The film opens with an introduction of our inner circle of characters. Their dynamic is nothing special; they interact as a normal midwestern American group of friends. One of the most interesting characters is ‘Yara’ played by Olivia Luccardi who in this opening scene is shown reading ‘The Idiot’ by Fyodor Dostoevsky. A little research into the novel provides some insight into why it was mentioned 3 times in the film, and what the director was trying to say by including it.

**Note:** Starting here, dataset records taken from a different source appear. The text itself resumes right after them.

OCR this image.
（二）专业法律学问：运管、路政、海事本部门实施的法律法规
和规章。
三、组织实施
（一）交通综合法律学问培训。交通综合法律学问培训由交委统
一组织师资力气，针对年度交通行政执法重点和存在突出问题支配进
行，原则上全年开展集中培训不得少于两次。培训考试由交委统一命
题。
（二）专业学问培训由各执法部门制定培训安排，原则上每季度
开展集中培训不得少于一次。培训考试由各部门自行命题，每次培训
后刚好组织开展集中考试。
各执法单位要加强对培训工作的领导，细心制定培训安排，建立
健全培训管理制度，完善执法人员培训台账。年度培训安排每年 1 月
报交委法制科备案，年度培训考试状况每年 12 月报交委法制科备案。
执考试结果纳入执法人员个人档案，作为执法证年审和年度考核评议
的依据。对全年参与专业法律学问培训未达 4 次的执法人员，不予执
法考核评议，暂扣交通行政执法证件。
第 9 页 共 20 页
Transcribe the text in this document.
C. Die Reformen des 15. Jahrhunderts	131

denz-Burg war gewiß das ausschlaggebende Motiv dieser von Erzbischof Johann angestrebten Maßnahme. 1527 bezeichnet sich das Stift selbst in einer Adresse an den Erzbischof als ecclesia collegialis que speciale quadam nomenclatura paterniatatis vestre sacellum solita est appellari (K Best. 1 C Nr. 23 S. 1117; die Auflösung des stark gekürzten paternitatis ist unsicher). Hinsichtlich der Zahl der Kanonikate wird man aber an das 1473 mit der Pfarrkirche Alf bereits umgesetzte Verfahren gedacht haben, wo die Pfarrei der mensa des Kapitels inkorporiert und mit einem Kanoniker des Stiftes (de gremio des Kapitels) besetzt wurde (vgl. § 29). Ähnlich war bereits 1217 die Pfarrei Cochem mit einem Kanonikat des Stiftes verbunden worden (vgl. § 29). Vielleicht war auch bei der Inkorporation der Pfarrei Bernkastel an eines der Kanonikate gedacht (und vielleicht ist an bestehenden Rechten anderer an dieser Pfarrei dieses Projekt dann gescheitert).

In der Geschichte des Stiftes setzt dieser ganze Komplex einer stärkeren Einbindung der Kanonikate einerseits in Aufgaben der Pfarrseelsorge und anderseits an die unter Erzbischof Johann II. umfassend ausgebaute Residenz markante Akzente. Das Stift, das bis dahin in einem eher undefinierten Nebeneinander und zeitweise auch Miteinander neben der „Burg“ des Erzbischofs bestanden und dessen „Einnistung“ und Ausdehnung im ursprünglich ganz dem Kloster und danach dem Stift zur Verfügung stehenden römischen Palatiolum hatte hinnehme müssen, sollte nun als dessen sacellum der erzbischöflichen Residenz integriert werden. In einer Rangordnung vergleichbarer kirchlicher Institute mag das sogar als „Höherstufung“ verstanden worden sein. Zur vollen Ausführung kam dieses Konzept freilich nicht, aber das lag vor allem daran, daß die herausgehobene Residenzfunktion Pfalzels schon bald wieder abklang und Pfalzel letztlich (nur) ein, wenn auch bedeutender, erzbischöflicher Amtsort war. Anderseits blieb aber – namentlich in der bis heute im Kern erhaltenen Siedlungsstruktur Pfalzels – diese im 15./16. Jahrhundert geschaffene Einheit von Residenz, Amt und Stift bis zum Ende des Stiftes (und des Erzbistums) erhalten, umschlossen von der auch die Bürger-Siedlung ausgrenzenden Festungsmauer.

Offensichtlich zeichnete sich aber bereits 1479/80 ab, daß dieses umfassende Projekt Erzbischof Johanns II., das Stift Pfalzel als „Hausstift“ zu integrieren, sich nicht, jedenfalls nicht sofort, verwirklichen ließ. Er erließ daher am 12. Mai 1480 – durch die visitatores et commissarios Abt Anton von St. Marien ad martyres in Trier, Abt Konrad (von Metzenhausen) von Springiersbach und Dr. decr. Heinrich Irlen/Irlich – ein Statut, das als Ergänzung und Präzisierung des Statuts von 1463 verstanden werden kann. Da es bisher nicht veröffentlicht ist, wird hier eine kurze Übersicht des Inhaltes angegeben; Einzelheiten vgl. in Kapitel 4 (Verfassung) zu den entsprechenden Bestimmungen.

‘The Idiot’ is about a prince who is seen as an idiot because of his simplistic and easy going nature amidst tragedy and complex situations. Much like our inner circle of characters, they too can be perceived as “idiots”. They are, by midwestern American standards, pretty normal and are being faced with a complex situation unlike their daily lives. This pack of “idiots” is followed throughout their journey of not only trying to escape the entity to buy time but also to decide whether or not Jay will transfer It to someone else.
The lead character, Jamie or Jay for short, is one of the few victims in this movie who is told about what she is given. The boy giving her this special gift, Hugh, offers a seemingly simple solution: have sex with someone else and hope they pass it along so It doesn’t come back to her. Throughout, Jay struggles with the idea of knowingly condemning someone to this fate despite the many boys around her who offer to help ease her suffering. Drawing eerie parallels to how contracting an STD can twist your life upside down. While Jay has friends who are trying to help with this problem that they themselves cannot see, one must wonder how isolating this type of problem could be for someone who is not as lucky.
In the sweetest monologue ever presented after spontaneous car sex, Jay talks about how she used to wish to be older. To be able to go on dates and drive around with friends. With no set destination, she seemed to only long for the moment of being free. It is ironic and quite twisted when you understand that this thing has given Jay her dream only it is devoid of freedom. She is given a nightmare that in order to escape she must condemn another to her fate. ‘It Follows’ offers a peek into the frightening world of being a sexually active adult in today's times. While events like the AID crisis are not far from present day, contraction of such diseases are not always a death sentence but ‘It Follows’ presents that feeling of a monster trying to destroy you for giving into one of humanity's most primal pleasures.